- Wednesday, July 12, 2023

President Biden is remarkably like the character Michael Scott from the sitcom “The Office,” and not because of Mr. Biden’s mental performance or that he’s from Scranton, Pennsylvania.

With the Supreme Court ruling that Mr. Biden’s student loan bailout is unconstitutional, he is practically living out an episode of “The Office” in which Michael Scott promises to pay for children’s college education — and then reneges.

Like many Democrats in 2020, Mr. Biden campaigned on “forgiving” student loan debt, a euphemism for a taxpayer-funded bailout. This certainly helped garner votes in the general election. The first pseudo-forgiveness by Mr. Biden was unnecessarily extending the student loan repayment moratorium that was put in place during the COVID-19 pandemic.

Under that moratorium, which still exists, borrowers have no payments due, and no interest is accruing. All accounts have been placed in good standing, including those previously in default. While the payment pause is in place, it functions like forgiveness and is costing taxpayers more than $5 billion a month in interest alone.

Mr. Biden’s more permanent solution was a misuse of the HEROES Act from 2003, which the administration manipulated to provide a bailout of up to $40,000 to households earning up to $250,000 annually. Fortunately, the Supreme Court recognized that this was a gross overreach of executive authority, and that option is now off the table.

Not to be deterred, Mr. Biden is trying even more schemes to get this political football across the goal line.

First up is the Higher Education Act of 1965, which allegedly grants the secretary of education the power to waive federal student loans. But taking this avenue means a slower process that includes public comments on the proposed regulation, with lawsuits likely to follow.

That’s why Mr. Biden has also announced a deceptively named “on-ramp” program.

Congress this year took away Mr. Biden’s statutory authority to further extend the repayment moratorium, meaning interest begins accruing Sept. 1 and payments are due the following month. His on-ramp program short-circuits this by preventing accounts from entering default for another year after payments are supposed to begin.

This effectively adds another year of pseudo-forgiveness to Mr. Biden’s term, meaning that many borrowers will make not a single student loan payment while Mr. Biden is in office, and they still won’t be in default. That’s a key political consideration for a sizable voting bloc.

If millions of borrowers who were promised loan “forgiveness” by Mr. Biden suddenly find themselves having to pay their debt, Election Day will be reminiscent of the famous scene from “The Office” where Michael Scott confesses that he can’t make good on his guarantee.

Everyone’s disappointment in that scene is palpable.

The political corollary is voters staying home, or worse, voting for the other party.

Leaving nothing to chance, Mr. Biden is also attempting forgiveness by restructuring repayment plans. Under his proposed changes, most borrowers will have the option to select monthly payments as low as $0 and still keep their accounts in good standing.

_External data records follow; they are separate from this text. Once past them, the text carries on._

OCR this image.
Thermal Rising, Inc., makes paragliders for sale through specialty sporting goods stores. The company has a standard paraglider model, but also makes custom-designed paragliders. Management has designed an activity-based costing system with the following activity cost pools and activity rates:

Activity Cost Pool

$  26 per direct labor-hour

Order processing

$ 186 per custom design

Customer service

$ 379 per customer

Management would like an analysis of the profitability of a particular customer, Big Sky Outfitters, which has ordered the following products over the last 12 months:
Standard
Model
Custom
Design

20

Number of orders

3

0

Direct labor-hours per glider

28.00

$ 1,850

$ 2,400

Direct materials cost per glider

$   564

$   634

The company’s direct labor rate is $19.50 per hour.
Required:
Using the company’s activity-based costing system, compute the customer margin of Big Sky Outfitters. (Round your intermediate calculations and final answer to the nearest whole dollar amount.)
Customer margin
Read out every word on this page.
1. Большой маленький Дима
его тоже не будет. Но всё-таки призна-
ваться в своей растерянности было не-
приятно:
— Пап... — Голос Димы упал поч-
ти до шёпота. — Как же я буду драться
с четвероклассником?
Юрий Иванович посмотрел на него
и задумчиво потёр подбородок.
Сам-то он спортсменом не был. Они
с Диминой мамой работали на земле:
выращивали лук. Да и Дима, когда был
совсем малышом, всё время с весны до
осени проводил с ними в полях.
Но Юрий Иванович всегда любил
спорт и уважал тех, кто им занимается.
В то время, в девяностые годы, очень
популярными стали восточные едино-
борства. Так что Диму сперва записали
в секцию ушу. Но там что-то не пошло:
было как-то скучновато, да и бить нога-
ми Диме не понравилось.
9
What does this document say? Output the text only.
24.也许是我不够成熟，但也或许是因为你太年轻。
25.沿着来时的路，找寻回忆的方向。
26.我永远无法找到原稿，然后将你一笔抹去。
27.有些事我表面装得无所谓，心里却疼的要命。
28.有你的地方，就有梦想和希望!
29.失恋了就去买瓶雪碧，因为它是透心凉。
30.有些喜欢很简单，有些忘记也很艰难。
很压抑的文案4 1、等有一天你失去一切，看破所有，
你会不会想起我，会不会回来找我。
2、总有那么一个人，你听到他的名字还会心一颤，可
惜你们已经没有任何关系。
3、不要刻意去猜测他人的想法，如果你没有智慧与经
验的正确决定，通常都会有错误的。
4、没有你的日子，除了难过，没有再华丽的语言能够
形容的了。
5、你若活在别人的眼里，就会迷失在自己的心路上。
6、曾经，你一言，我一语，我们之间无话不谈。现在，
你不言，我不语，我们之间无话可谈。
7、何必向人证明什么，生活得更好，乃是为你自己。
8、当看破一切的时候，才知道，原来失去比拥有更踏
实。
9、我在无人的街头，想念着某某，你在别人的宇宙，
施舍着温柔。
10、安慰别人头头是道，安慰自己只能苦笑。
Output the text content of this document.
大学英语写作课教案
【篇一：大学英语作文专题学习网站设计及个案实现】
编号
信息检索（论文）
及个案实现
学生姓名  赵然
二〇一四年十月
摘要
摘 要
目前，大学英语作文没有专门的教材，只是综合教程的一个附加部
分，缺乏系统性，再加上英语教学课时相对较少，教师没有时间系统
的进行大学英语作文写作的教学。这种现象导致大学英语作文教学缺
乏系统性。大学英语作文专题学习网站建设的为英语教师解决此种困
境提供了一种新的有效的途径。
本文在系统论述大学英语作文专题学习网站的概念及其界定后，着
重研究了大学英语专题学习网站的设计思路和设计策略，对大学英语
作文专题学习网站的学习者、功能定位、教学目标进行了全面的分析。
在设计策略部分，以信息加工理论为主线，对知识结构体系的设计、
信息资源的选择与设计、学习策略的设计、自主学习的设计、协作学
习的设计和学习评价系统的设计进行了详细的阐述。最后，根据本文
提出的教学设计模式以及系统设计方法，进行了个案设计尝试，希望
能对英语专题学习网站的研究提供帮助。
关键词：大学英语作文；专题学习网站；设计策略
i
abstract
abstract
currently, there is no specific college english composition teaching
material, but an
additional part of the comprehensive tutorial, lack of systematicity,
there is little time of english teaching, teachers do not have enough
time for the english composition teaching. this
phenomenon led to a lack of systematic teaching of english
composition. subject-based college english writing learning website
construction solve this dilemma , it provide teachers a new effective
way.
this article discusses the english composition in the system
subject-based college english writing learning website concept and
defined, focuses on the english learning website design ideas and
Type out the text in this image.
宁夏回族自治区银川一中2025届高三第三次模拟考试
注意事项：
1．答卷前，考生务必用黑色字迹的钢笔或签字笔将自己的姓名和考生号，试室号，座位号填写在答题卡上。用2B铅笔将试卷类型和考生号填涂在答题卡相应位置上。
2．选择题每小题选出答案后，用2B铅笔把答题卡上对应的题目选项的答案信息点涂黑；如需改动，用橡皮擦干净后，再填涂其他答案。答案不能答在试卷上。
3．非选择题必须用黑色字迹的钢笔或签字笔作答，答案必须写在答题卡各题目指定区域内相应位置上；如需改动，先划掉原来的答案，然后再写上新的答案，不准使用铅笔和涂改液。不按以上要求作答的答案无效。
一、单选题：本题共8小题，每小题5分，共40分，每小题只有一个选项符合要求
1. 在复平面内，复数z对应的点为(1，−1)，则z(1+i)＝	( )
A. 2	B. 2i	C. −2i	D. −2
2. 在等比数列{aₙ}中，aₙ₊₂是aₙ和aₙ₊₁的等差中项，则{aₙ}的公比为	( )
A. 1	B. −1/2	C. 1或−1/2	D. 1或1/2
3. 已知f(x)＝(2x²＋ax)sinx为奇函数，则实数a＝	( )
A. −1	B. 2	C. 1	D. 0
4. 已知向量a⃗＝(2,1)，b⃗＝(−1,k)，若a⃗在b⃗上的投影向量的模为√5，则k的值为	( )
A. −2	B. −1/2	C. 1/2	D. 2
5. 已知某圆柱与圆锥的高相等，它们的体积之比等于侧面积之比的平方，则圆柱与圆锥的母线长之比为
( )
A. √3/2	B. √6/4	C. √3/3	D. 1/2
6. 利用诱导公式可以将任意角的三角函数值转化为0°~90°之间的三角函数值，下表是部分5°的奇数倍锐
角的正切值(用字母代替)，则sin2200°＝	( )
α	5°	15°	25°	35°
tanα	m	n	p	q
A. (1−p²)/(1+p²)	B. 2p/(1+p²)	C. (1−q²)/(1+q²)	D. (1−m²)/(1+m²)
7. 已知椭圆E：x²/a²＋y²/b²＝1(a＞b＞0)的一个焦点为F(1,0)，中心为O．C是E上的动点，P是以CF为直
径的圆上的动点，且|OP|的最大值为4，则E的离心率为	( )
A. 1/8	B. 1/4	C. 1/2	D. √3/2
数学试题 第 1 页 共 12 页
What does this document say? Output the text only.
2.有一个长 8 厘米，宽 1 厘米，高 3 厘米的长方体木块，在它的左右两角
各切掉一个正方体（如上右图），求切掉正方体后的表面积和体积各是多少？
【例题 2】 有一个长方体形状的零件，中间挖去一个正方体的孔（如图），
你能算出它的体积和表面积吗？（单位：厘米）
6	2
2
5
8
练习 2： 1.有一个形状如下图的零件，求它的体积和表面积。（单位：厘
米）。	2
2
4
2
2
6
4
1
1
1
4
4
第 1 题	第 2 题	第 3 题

Millions of borrowers will be able to do this for years until their loan balances are ultimately “forgiven,” having paid nothing for their education.

Whatever the method, Mr. Biden’s student loan amnesty schemes all create a severe moral hazard, give incentive to risky behavior by protecting borrowers against possible downsides. The average student will borrow thousands of dollars more in anticipation of further forgiveness.

Colleges act similarly when students have access to more loans. Smelling blood in the water, schools raise the cost of attendance by about 60% of the added funding students receive. Mr. Biden’s machinations will only increase borrowing and indebtedness for young people while schools become even more unaffordable — which means more borrowing — as the bill for the taxpayer spirals upward.

Both Mr. Biden and Michael Scott broke their promises to fund people’s college educations, but at least Michael Scott promised to use his own money. Mr. Biden is hellbent on using ours.

• E.J. Antoni is a public finance economist at The Heritage Foundation and a senior fellow at Committee to Unleash Prosperity.